As I’ve written before, guessing at the motives and methods of plaintiffs’ lawyers in class actions can be much like old-style Kremlinology. But every once in a while, we get a little more information. The most recent comes from University of Minnesota Law School professor Stephen Meili, who just published his article Collective Justice and Personal Gain? An Empirical Analysis of Consumer Class Action Lawyers and Named Plaintiffs in the Akron Law Review.

Professor Meili’s methodology is not ideal: he basically just sent a series of open-ended questions to class-action plaintiffs and their attorneys, asking them about their perceptions of how a given case proceeded, and how fair the process was. As he admits, that means that no one talks about unsuccessful cases. Moreover, the self-reporting means that the plaintiffs’ lawyers may try to make themselves sound more noble than they are otherwise. (For example, only 5 of 33 lawyers mentioned making money. There may be that many noble plaintiffs’ attorneys, but they seem to disappear around the time they make fee requests.)

Nonetheless, because of its open-ended nature, Professor Meili’s survey elicited some revealing statements from the plaintiffs attorneys, and he does not shy away from the implications of what those attorneys told him. Among them:

Unlike conventional plaintiffs’ lawyers, class-action lawyers inflate the expectations of their clients.

[C]onsumer class action lawyers often deliberately inflate the expectations of their clients, encouraging them to look beyond individual monetary compensation and focus instead on relief for the entire class, which sometimes includes non-monetary awards. In this way, class action lawyers do more than merely manage their client’s expectations, a well-documented process in individual litigation. Instead, they consciously urge their clients to expand those expectations. If their clients refuse to be so encouraged, the lawyers opt not to include them as named plaintiffs.

Class-action lawyers prefer ignorant clients because they are easier to control.

[I]t appears that in choosing a suitable class representative, consumer class action lawyers seek someone willing to represent large numbers of persons but who was unaware of such willingness before they talked to the lawyer.
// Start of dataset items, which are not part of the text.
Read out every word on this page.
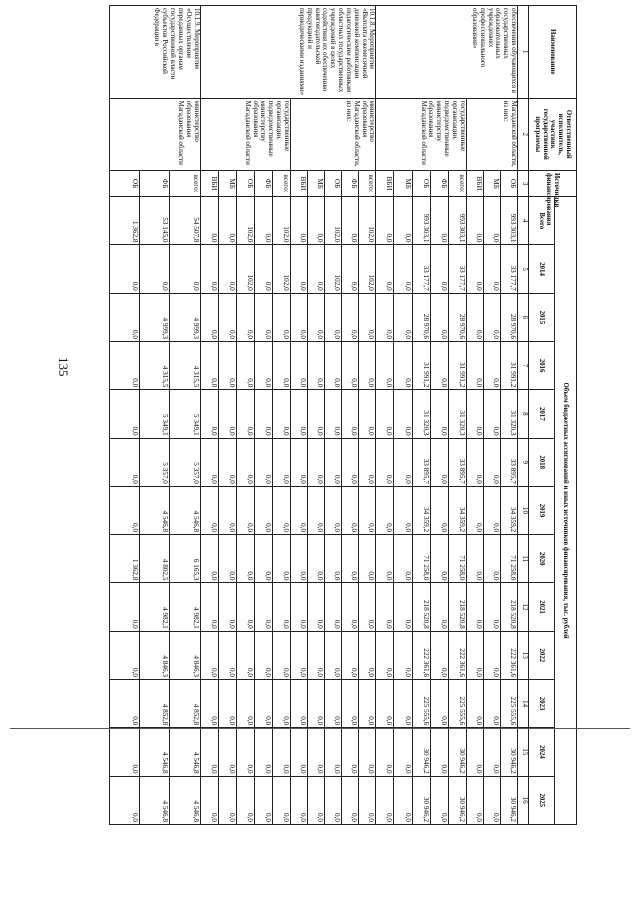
135
Наименование	Ответственный исполнитель, участник государственной программы	Источники финансирования	Объем бюджетных ассигнований и иных источников финансирования, тыс. рублей												
			Всего	2014	2015	2016	2017	2018	2019	2020	2021	2022	2023	2024	2025
1	2	3	4	5	6	7	8	9	10	11	12	13	14	15	16
обеспечения обучающихся в государственных образовательных учреждениях профессионального образования»	Магаданской области, из них:	ОБ	993 303,1	33 177,7	28 970,6	31 991,2	31 320,3	33 895,7	34 359,2	71 258,0	218 520,8	222 361,6	225 555,6	30 946,2	30 946,2
		МБ	0,0	0,0	0,0	0,0	0,0	0,0	0,0	0,0	0,0	0,0	0,0	0,0	0,0
		ВБИ	0,0	0,0	0,0	0,0	0,0	0,0	0,0	0,0	0,0	0,0	0,0	0,0	0,0
	государственные организации, подведомственные министерству образования Магаданской области	всего:	993 303,1	33 177,7	28 970,6	31 991,2	31 320,3	33 895,7	34 359,2	71 258,0	218 520,8	222 361,6	225 555,6	30 946,2	30 946,2
		ФБ	0,0	0,0	0,0	0,0	0,0	0,0	0,0	0,0	0,0	0,0	0,0	0,0	0,0
		ОБ	993 303,1	33 177,7	28 970,6	31 991,2	31 320,3	33 895,7	34 359,2	71 258,0	218 520,8	222 361,6	225 555,6	30 946,2	30 946,2
		МБ	0,0	0,0	0,0	0,0	0,0	0,0	0,0	0,0	0,0	0,0	0,0	0,0	0,0
		ВБИ	0,0	0,0	0,0	0,0	0,0	0,0	0,0	0,0	0,0	0,0	0,0	0,0	0,0
10.1.8. Мероприятие «Выплата ежемесячной денежной компенсации педагогическим работникам областных государственных учреждений в целях содействия их обеспечению книгоиздательской продукцией и периодическими изданиями»	министерство образования Магаданской области, из них:	всего:	102,0	102,0	0,0	0,0	0,0	0,0	0,0	0,0	0,0	0,0	0,0	0,0	0,0
		ФБ	0,0	0,0	0,0	0,0	0,0	0,0	0,0	0,0	0,0	0,0	0,0	0,0	0,0
		ОБ	102,0	102,0	0,0	0,0	0,0	0,0	0,0	0,0	0,0	0,0	0,0	0,0	0,0
		МБ	0,0	0,0	0,0	0,0	0,0	0,0	0,0	0,0	0,0	0,0	0,0	0,0	0,0
		ВБИ	0,0	0,0	0,0	0,0	0,0	0,0	0,0	0,0	0,0	0,0	0,0	0,0	0,0
	государственные организации, подведомственные министерству образования Магаданской области	всего:	102,0	102,0	0,0	0,0	0,0	0,0	0,0	0,0	0,0	0,0	0,0	0,0	0,0
		ФБ	0,0	0,0	0,0	0,0	0,0	0,0	0,0	0,0	0,0	0,0	0,0	0,0	0,0
		ОБ	102,0	102,0	0,0	0,0	0,0	0,0	0,0	0,0	0,0	0,0	0,0	0,0	0,0
		МБ	0,0	0,0	0,0	0,0	0,0	0,0	0,0	0,0	0,0	0,0	0,0	0,0	0,0
		ВБИ	0,0	0,0	0,0	0,0	0,0	0,0	0,0	0,0	0,0	0,0	0,0	0,0	0,0
10.1.9. Мероприятие «Осуществление переданных органам государственной власти субъектов Российской Федерации в	министерство образования Магаданской области	всего:	54 507,8	0,0	4 999,3	4 315,5	5 349,1	5 357,0	4 546,8	6 165,3	4 982,1	4 846,3	4 852,8	4 546,8	4 546,8
		ФБ	53 145,0	0,0	4 999,3	4 315,5	5 349,1	5 357,0	4 546,8	4 802,5	4 982,1	4 846,3	4 852,8	4 546,8	4 546,8
		ОБ	1 362,8	0,0	0,0	0,0	0,0	0,0	0,0	1 362,8	0,0	0,0	0,0	0,0	0,0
The lawyers find it easier to keep such named plaintiffs focused throughout the typically long class action process.

Class-action lawyers don’t communicate with their clients.

This awareness of named plaintiff motivation is particularly noteworthy because most of the lawyers in the study said that they spend less time communicating with named plaintiffs than they do with their clients in individual cases.
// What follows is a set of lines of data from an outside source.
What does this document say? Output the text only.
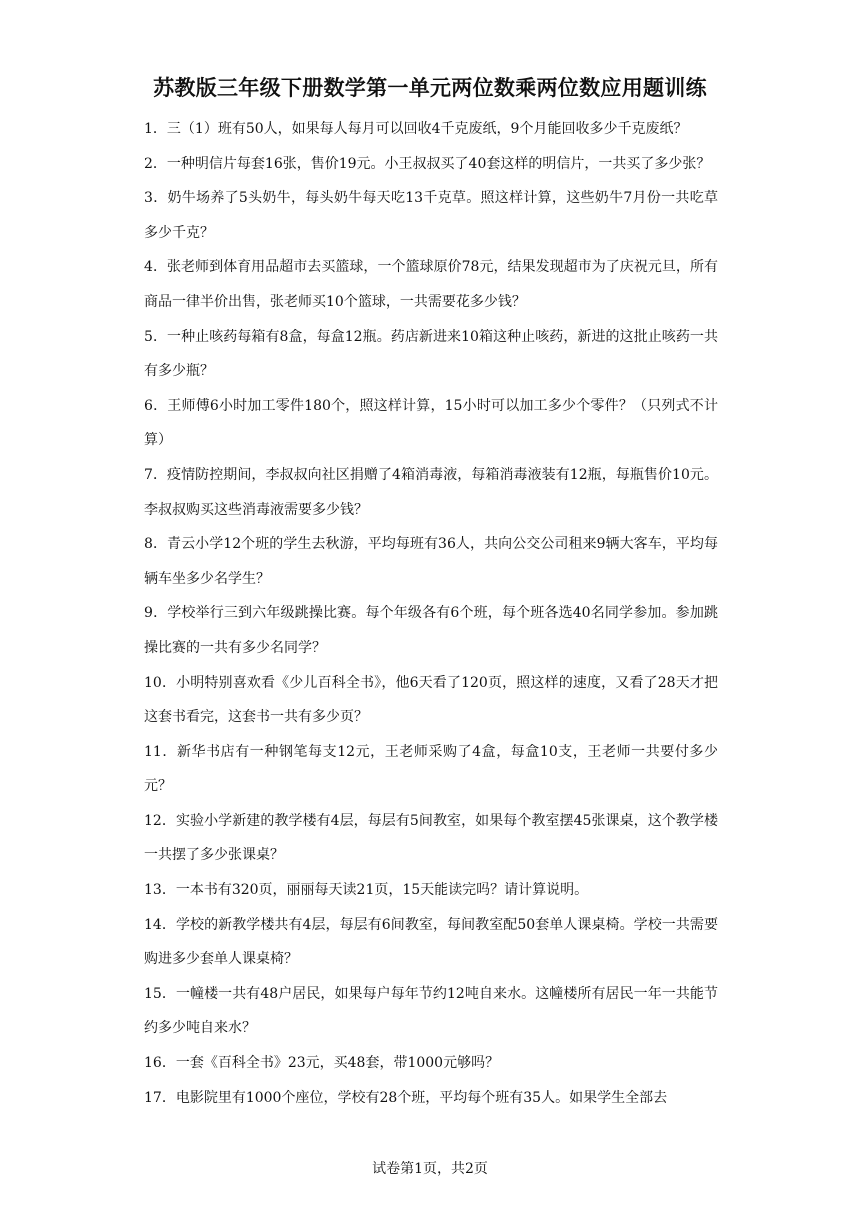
苏教版三年级下册数学第一单元两位数乘两位数应用题训练
1．三（1）班有50人，如果每人每月可以回收4千克废纸，9个月能回收多少千克废纸？
2．一种明信片每套16张，售价19元。小王叔叔买了40套这样的明信片，一共买了多少张？
3．奶牛场养了5头奶牛，每头奶牛每天吃13千克草。照这样计算，这些奶牛7月份一共吃草多少千克？
4．张老师到体育用品超市去买篮球，一个篮球原价78元，结果发现超市为了庆祝元旦，所有商品一律半价出售，张老师买10个篮球，一共需要花多少钱？
5．一种止咳药每箱有8盒，每盒12瓶。药店新进来10箱这种止咳药，新进的这批止咳药一共有多少瓶？
6．王师傅6小时加工零件180个，照这样计算，15小时可以加工多少个零件？（只列式不计算）
7．疫情防控期间，李叔叔向社区捐赠了4箱消毒液，每箱消毒液装有12瓶，每瓶售价10元。李叔叔购买这些消毒液需要多少钱？
8．青云小学12个班的学生去秋游，平均每班有36人，共向公交公司租来9辆大客车，平均每辆车坐多少名学生？
9．学校举行三到六年级跳操比赛。每个年级各有6个班，每个班各选40名同学参加。参加跳操比赛的一共有多少名同学？
10．小明特别喜欢看《少儿百科全书》，他6天看了120页，照这样的速度，又看了28天才把这套书看完，这套书一共有多少页？
11．新华书店有一种钢笔每支12元，王老师采购了4盒，每盒10支，王老师一共要付多少元？
12．实验小学新建的教学楼有4层，每层有5间教室，如果每个教室摆45张课桌，这个教学楼一共摆了多少张课桌？
13．一本书有320页，丽丽每天读21页，15天能读完吗？请计算说明。
14．学校的新教学楼共有4层，每层有6间教室，每间教室配50套单人课桌椅。学校一共需要购进多少套单人课桌椅？
15．一幢楼一共有48户居民，如果每户每年节约12吨自来水。这幢楼所有居民一年一共能节约多少吨自来水？
16．一套《百科全书》23元，买48套，带1000元够吗？
17．电影院里有1000个座位，学校有28个班，平均每个班有35人。如果学生全部去
试卷第1页，共2页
What does these findings mean for defendants? They do confirm some of defense lawyers’ suspicions. Class actions are usually manufactured cases, and it is really the lawyer driving the case, not the client. But the most disturbing conclusion is not that the lawyers are in the drivers’ seat. After all, for many defense lawyers and judges, that is hardly news.   Instead, it is the finding that many class-action lawyers deliberately screen for the most ignorant and malleable clients, so that they’ll be easier to control. In the day-to-day conduct of the litigation, this may not mean much. But should the parties try to reach a settlement, this means that the named plaintiff is more likely to serve the plaintiff attorneys’ interests than those of the class. And that is exactly what courts try to guard against.

It also means that plaintiffs’ counsel continue to treat the adequacy of their clients as a hurdle, rather than a requirement. As a result, as both zealous advocates and officers of the court, it is critical that defense lawyers probe the adequacy of the proposed class representative. In particular, defense attorneys should be asking:

  • Was it the client’s idea to bring the case as a class action?
  • Was the client recruited to the case?
  • How often does the client communicate with her lawyer?
  • What were the client’s expectations at the beginning of the litigation?

Defense counsel have long argued that ignorant plaintiffs are inadequate plaintiffs, often with little success. Professor Meili’s study shows that, once again, defendants should not focus on the ignorance itself, but its effects. The reason ignorant plaintiffs are inadequate is not because they are ignorant, but because they lack the independence to stand up to their lawyers.